Carabinieri e Procura a confronto su come migliorare la risposta nei confronti di chi chiede aiuto

RAPINO. Carabinieri e Procura a confronto su come migliorare la risposta alla violenza contro le donne. Si è tenuto giovedì scorso, nella suggestiva cornice del Museo della Ceramica di Rapino, un incontro – dibattito tra i rappresentanti della Procura e i carabinieri del Comando provinciale di Chieti, sul tema della violenza di genere. L’incontro, particolarmente voluto dal comandante provinciale Florimondo Forleo e dal comandante della Compagnia di Chieti Massimo Capobianco, è stato organizzato dal Comando provinciale dell’Arma per un accrescimento professionale e un confronto tra operatori della rete di protezione delle vittime di violenza. L’auditorium infatti era composto dai carabinieri delle Stazioni presenti in ambito della giurisdizione di competenza della Procura di Chieti. Come relatori sono intervenuti il procuratore capo Francesco Testa e le sostitute Lucia Campo e Marika Ponziani. I magistrati della Procura hanno poi illustrato una recente circolare del Consiglio superiore della magistratura con le “buone prassi” da attuarsi in caso di intervento concreto: in primo piano si punta sulla specializzazione del personale, la priorità da assegnarsi alla trattazione di procedimenti connessi ai reati di maltrattamenti e atti persecutori e l’audizione protetta delle vittime cosiddette deboli al fine di evitare episodi di vittimizzazione secondaria.

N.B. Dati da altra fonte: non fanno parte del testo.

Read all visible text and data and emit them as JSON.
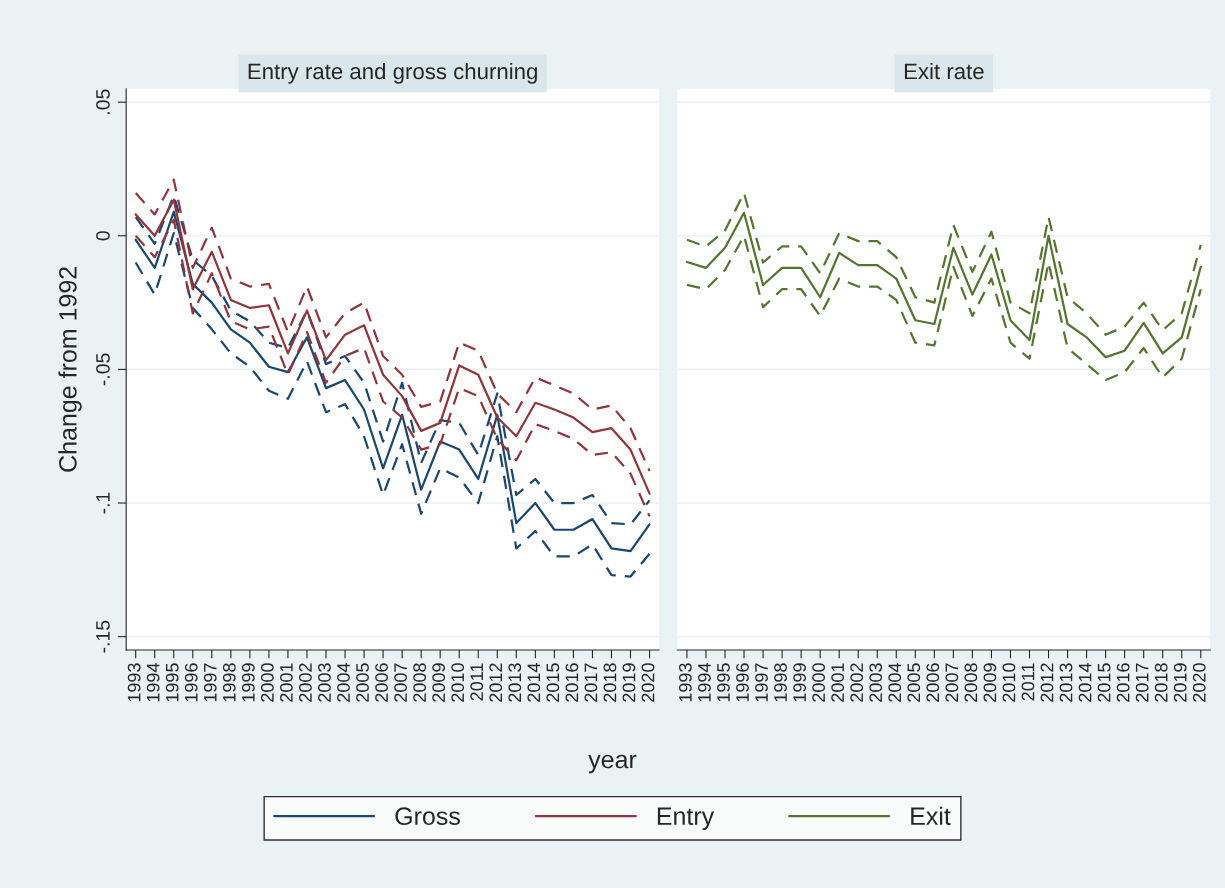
{
  "chart_data": [
    {
      "type": "line",
      "title": "Entry rate and gross churning",
      "ylabel": "Change from 1992",
      "xlabel": "year",
      "x": [
        1993,
        1994,
        1995,
        1996,
        1997,
        1998,
        1999,
        2000,
        2001,
        2002,
        2003,
        2004,
        2005,
        2006,
        2007,
        2008,
        2009,
        2010,
        2011,
        2012,
        2013,
        2014,
        2015,
        2016,
        2017,
        2018,
        2019,
        2020
      ],
      "series": [
        {
          "name": "Gross",
          "color": "#1a476f",
          "values": [
            -0.0015,
            -0.012,
            0.009,
            -0.018,
            -0.025,
            -0.035,
            -0.04,
            -0.049,
            -0.051,
            -0.038,
            -0.057,
            -0.054,
            -0.065,
            -0.087,
            -0.067,
            -0.095,
            -0.077,
            -0.08,
            -0.091,
            -0.067,
            -0.1075,
            -0.1,
            -0.11,
            -0.11,
            -0.106,
            -0.117,
            -0.118,
            -0.108
          ]
        },
        {
          "color": "#1a476f",
          "line_style": "dashed",
          "values": [
            0.007,
            -0.003,
            0.015,
            -0.009,
            -0.015,
            -0.028,
            -0.032,
            -0.04,
            -0.042,
            -0.028,
            -0.048,
            -0.045,
            -0.055,
            -0.077,
            -0.055,
            -0.085,
            -0.069,
            -0.07,
            -0.082,
            -0.059,
            -0.097,
            -0.091,
            -0.1,
            -0.1,
            -0.097,
            -0.1075,
            -0.108,
            -0.099
          ]
        },
        {
          "color": "#1a476f",
          "line_style": "dashed",
          "values": [
            -0.01,
            -0.022,
            0.001,
            -0.027,
            -0.035,
            -0.044,
            -0.049,
            -0.058,
            -0.061,
            -0.047,
            -0.066,
            -0.063,
            -0.075,
            -0.097,
            -0.078,
            -0.104,
            -0.087,
            -0.0905,
            -0.1,
            -0.075,
            -0.117,
            -0.1105,
            -0.12,
            -0.12,
            -0.1155,
            -0.127,
            -0.1275,
            -0.119
          ]
        },
        {
          "name": "Entry",
          "color": "#90353b",
          "values": [
            0.008,
            0.0,
            0.0135,
            -0.02,
            -0.006,
            -0.024,
            -0.027,
            -0.026,
            -0.044,
            -0.028,
            -0.0465,
            -0.037,
            -0.0335,
            -0.052,
            -0.06,
            -0.073,
            -0.07,
            -0.0485,
            -0.052,
            -0.068,
            -0.075,
            -0.0625,
            -0.065,
            -0.068,
            -0.0735,
            -0.072,
            -0.08,
            -0.0965
          ]
        },
        {
          "color": "#90353b",
          "line_style": "dashed",
          "values": [
            0.016,
            0.008,
            0.021,
            -0.012,
            0.003,
            -0.016,
            -0.019,
            -0.018,
            -0.036,
            -0.019,
            -0.038,
            -0.029,
            -0.025,
            -0.045,
            -0.052,
            -0.064,
            -0.062,
            -0.04,
            -0.043,
            -0.059,
            -0.066,
            -0.053,
            -0.056,
            -0.059,
            -0.065,
            -0.0635,
            -0.072,
            -0.088
          ]
        },
        {
          "color": "#90353b",
          "line_style": "dashed",
          "values": [
            0.0,
            -0.008,
            0.006,
            -0.029,
            -0.014,
            -0.032,
            -0.035,
            -0.034,
            -0.052,
            -0.036,
            -0.055,
            -0.045,
            -0.042,
            -0.062,
            -0.068,
            -0.08,
            -0.078,
            -0.057,
            -0.06,
            -0.076,
            -0.084,
            -0.0705,
            -0.073,
            -0.076,
            -0.082,
            -0.081,
            -0.089,
            -0.105
          ]
        }
      ],
      "xlim": [
        1992.5,
        2020.5
      ],
      "ylim": [
        -0.155,
        0.055
      ],
      "xticks": [
        1993,
        1994,
        1995,
        1996,
        1997,
        1998,
        1999,
        2000,
        2001,
        2002,
        2003,
        2004,
        2005,
        2006,
        2007,
        2008,
        2009,
        2010,
        2011,
        2012,
        2013,
        2014,
        2015,
        2016,
        2017,
        2018,
        2019,
        2020
      ],
      "yticks": [
        {
          "value": -0.15,
          "label": "-.15"
        },
        {
          "value": -0.1,
          "label": "-.1"
        },
        {
          "value": -0.05,
          "label": "-.05"
        },
        0,
        {
          "value": 0.05,
          "label": ".05"
        }
      ],
      "grid": "y",
      "legend": "bottom",
      "line_style": "solid"
    },
    {
      "type": "line",
      "title": "Exit rate",
      "x": [
        1993,
        1994,
        1995,
        1996,
        1997,
        1998,
        1999,
        2000,
        2001,
        2002,
        2003,
        2004,
        2005,
        2006,
        2007,
        2008,
        2009,
        2010,
        2011,
        2012,
        2013,
        2014,
        2015,
        2016,
        2017,
        2018,
        2019,
        2020
      ],
      "series": [
        {
          "name": "Exit",
          "color": "#55752f",
          "values": [
            -0.0098,
            -0.012,
            -0.0045,
            0.0086,
            -0.0184,
            -0.012,
            -0.012,
            -0.023,
            -0.0064,
            -0.011,
            -0.011,
            -0.016,
            -0.0316,
            -0.033,
            -0.0045,
            -0.022,
            -0.007,
            -0.0316,
            -0.039,
            0.0,
            -0.033,
            -0.038,
            -0.0454,
            -0.043,
            -0.0326,
            -0.044,
            -0.038,
            -0.0116
          ]
        },
        {
          "color": "#55752f",
          "line_style": "dashed",
          "values": [
            -0.0015,
            -0.004,
            0.002,
            0.016,
            -0.01,
            -0.004,
            -0.004,
            -0.014,
            0.001,
            -0.002,
            -0.002,
            -0.008,
            -0.023,
            -0.025,
            0.004,
            -0.0135,
            0.0015,
            -0.025,
            -0.029,
            0.007,
            -0.023,
            -0.029,
            -0.037,
            -0.034,
            -0.025,
            -0.0353,
            -0.029,
            -0.0034
          ]
        },
        {
          "color": "#55752f",
          "line_style": "dashed",
          "values": [
            -0.0184,
            -0.02,
            -0.0128,
            0.0,
            -0.0267,
            -0.02,
            -0.02,
            -0.03,
            -0.016,
            -0.019,
            -0.019,
            -0.024,
            -0.04,
            -0.041,
            -0.0116,
            -0.03,
            -0.016,
            -0.04,
            -0.046,
            -0.01,
            -0.042,
            -0.048,
            -0.054,
            -0.051,
            -0.042,
            -0.053,
            -0.046,
            -0.02
          ]
        }
      ],
      "xlim": [
        1992.5,
        2020.5
      ],
      "ylim": [
        -0.155,
        0.055
      ],
      "xticks": [
        1993,
        1994,
        1995,
        1996,
        1997,
        1998,
        1999,
        2000,
        2001,
        2002,
        2003,
        2004,
        2005,
        2006,
        2007,
        2008,
        2009,
        2010,
        2011,
        2012,
        2013,
        2014,
        2015,
        2016,
        2017,
        2018,
        2019,
        2020
      ],
      "yticks": [
        {
          "value": -0.15,
          "label": null
        },
        {
          "value": -0.1,
          "label": null
        },
        {
          "value": -0.05,
          "label": null
        },
        {
          "value": 0,
          "label": null
        },
        {
          "value": 0.05,
          "label": null
        }
      ],
      "tick_labels": "x",
      "grid": "y",
      "legend": "bottom",
      "line_style": "solid"
    }
  ]
}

L’incontro, come hanno auspicato sia il procuratore Testa che il generale Michele Sirimarco, comandante della Legione Carabinieri Abruzzo e Molise, è solo il primo di una lunga serie, che affronterà le tematiche di maggiore attualità e avranno il fine primario di rendere un servizio migliore al cittadino.
Ospite della giornata è stato anche il sindaco di Rapino Rocco Micucci che ha detto di essere molto legato all’Arma. «Personalmente sono cresciuto insieme ai carabinieri, perché una volta la caserma a Rapino era collocata in un edificio di proprietà della mia famiglia e noi vivevamo proprio accanto», ha riferito Micucci che con il suo saluto da “padrone di casa” ha dato il via al un summit organizzato dall’Arma nell’auditorium Sant’Antonio. «Fin dalla prima visita al teatro», ha fatto sapere il sindaco Micucci, «il comandante Forleo e il maggiore Capobianco sono rimasti stupiti dalla bellezza dell’edificio quattrocentesco scegliendola come sede per questo importante incontro riservato agli “addetti ai lavori” che ha visto il teatro riempirsi di tutti i gradi dell’Arma». Durante la giornata sono state organizzate delle visite guidate al Museo delle Ceramiche.